Unternehmer, die gerade einen Kredit aufgenommen haben, werden die ersten Opfer sein, sagt Gunther Jaegers, Präsident des Bundesverbands der Deutschen Binnenschifffahrt (BDB). Die Lage ist ernst: „Im Vergleich zum Januar, Februar 2008 ist ein Viertel der Transportmenge weg”. In den Häfen stauen sich die Schiffe, und die Preise sind im Keller. Die rund 7800 Beschäftigten in der Binnenschifffahrt bangen um ihre Stellen. Einige Güter wurden im vergangenen Jahr noch für rund 12 € pro Tonne gefahren, nun steht der Preis bei 1,80 €. Jaegers, der 183 deutsche Reedereien, Speditionen und Eigenständige im Verband vertritt: „Das ist auf Dauer nicht durchzuhalten!”

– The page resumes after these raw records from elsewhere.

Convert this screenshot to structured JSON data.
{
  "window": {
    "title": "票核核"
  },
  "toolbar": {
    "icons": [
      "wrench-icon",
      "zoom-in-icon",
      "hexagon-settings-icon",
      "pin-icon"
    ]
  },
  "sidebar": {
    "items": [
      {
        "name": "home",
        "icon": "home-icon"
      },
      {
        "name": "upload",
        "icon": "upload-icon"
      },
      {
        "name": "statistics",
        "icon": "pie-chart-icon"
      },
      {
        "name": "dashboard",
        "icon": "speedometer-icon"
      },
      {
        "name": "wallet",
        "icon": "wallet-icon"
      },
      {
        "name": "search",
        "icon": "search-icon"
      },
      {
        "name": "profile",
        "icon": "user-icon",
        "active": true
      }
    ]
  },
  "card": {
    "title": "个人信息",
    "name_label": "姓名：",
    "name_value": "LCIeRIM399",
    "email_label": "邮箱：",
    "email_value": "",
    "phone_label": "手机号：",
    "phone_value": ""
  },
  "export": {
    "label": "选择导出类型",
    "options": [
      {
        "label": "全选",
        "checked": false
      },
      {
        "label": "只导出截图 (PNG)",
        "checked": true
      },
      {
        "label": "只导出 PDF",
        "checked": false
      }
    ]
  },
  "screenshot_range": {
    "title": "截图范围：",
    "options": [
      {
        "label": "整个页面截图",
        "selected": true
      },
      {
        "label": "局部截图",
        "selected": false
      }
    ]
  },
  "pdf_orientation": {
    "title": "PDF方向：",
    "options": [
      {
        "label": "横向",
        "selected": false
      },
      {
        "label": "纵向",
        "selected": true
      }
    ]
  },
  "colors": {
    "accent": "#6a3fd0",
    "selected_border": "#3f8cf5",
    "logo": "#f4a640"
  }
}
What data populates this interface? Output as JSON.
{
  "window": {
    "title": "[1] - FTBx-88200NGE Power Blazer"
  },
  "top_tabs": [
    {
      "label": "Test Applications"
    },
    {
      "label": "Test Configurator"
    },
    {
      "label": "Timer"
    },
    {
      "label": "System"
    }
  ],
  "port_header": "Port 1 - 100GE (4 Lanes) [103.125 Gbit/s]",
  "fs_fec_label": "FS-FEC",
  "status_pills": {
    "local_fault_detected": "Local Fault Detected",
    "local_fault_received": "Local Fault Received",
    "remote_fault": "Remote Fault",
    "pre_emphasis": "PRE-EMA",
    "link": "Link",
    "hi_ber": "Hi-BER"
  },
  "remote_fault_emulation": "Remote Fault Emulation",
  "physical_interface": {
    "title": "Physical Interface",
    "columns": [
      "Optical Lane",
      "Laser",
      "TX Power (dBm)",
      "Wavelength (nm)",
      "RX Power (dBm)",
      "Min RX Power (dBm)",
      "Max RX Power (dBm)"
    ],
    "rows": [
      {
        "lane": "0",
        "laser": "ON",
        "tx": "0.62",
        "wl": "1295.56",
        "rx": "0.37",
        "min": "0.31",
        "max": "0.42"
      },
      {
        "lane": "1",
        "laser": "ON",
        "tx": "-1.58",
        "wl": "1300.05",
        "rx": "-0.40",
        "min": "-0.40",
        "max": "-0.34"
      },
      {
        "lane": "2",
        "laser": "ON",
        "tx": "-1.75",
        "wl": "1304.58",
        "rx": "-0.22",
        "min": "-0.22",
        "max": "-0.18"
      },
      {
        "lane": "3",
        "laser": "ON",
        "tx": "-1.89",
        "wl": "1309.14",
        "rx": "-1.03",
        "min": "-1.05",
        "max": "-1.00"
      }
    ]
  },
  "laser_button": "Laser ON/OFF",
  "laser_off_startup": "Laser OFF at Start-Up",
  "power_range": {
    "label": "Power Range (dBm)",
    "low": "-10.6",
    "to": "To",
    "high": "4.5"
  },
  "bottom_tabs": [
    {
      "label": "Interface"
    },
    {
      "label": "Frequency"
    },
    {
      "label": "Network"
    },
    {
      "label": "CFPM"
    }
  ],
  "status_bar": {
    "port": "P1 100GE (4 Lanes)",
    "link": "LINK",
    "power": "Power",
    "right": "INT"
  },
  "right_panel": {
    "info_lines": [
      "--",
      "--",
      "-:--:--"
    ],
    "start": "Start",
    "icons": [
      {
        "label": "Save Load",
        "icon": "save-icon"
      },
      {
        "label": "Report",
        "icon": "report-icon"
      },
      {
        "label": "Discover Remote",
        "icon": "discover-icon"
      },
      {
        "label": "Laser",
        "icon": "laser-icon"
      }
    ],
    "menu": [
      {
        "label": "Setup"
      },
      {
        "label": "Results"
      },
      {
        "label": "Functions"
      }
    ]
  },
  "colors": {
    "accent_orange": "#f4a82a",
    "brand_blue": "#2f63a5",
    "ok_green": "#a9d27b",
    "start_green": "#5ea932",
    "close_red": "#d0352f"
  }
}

Den Duisburger Innenhafen, Drehscheibe der europäischen Binnenschifffahrt, trifft besonders der Einbruch beim Stahl. „Da ist es derzeit extrem”, sagt Hafen-Sprecher Bernd Reuther. Er spricht von 30 bis 40% weniger Umschlag. Wirklich gut sei es nirgends, die Einbrüche bei Containern und Öl seien immerhin bislang gering. Insgesamt rechnet er für Duisburg im Vergleich zum Jahresanfang 2008 mit einem Minus von 15%.
Rettungsfonds nur schwer zu aktivieren

Der Binnenschifffahrtsverband trifft sich kommende Woche für „intensive Gespräche” mit der Bundesregierung. Noch rechnet Verbands-Chef Jaegers optimistisch mit etwa 5% weniger Umsatz im laufenden Jahr. Seriös könne das aber niemand vorhersagen. Wie der Branche, die für rund 1,5 Mrd € Umsatz steht, nun schnell geholfen werden kann, ist auch ihm noch unklar.

Bei der EU haben europäische Binnenschiffer jahrelang in einen Rettungsfonds eingezahlt, „derzeit sind da fast 40 Mio € drin”. Damit könne das Abwracken alter Schiffe belohnt werden. Oder in die „Modernisierung der Flotte” investiert werden, was Unternehmern bei Krediten helfen würde. Jedoch: Dazu müssen „alle betroffenen Mitgliedsstaaten und das Gewerbe eindeutig abstimmen, dass eine 'schwere Marktstörung' vorliegt”, so Jaegers. Das ist Auslegungssache. Und bis das Geld fließen könne, vergehen Monate. Hinzu kommt, dass nicht alle Binnenschiffer in bedrohlicher Schieflage sind. „Die Tankschifffahrt hatte im 1. Quartal eine Sonderstellung”, sagt Jaegers. Benzin und Öl gingen noch relativ gut. Dass nun Kollegen aus den anderen Branchen an ihr Geld im Rettungsfonds wollen, sagt Jaegers, schmecke ihnen gar nicht.

Für Dennis Peters auf seinem neuen Frachtkahn im Duisburger Innenhafen ist das alles Neuland. Er erinnert sich nach 16 Jahren Binnenschifffahrt nicht, dass es schon einmal ähnlich ernst gewesen ist. „Mein Vater und Schwiegervater sagen, es war in den 30er Jahren zuletzt so heftig.”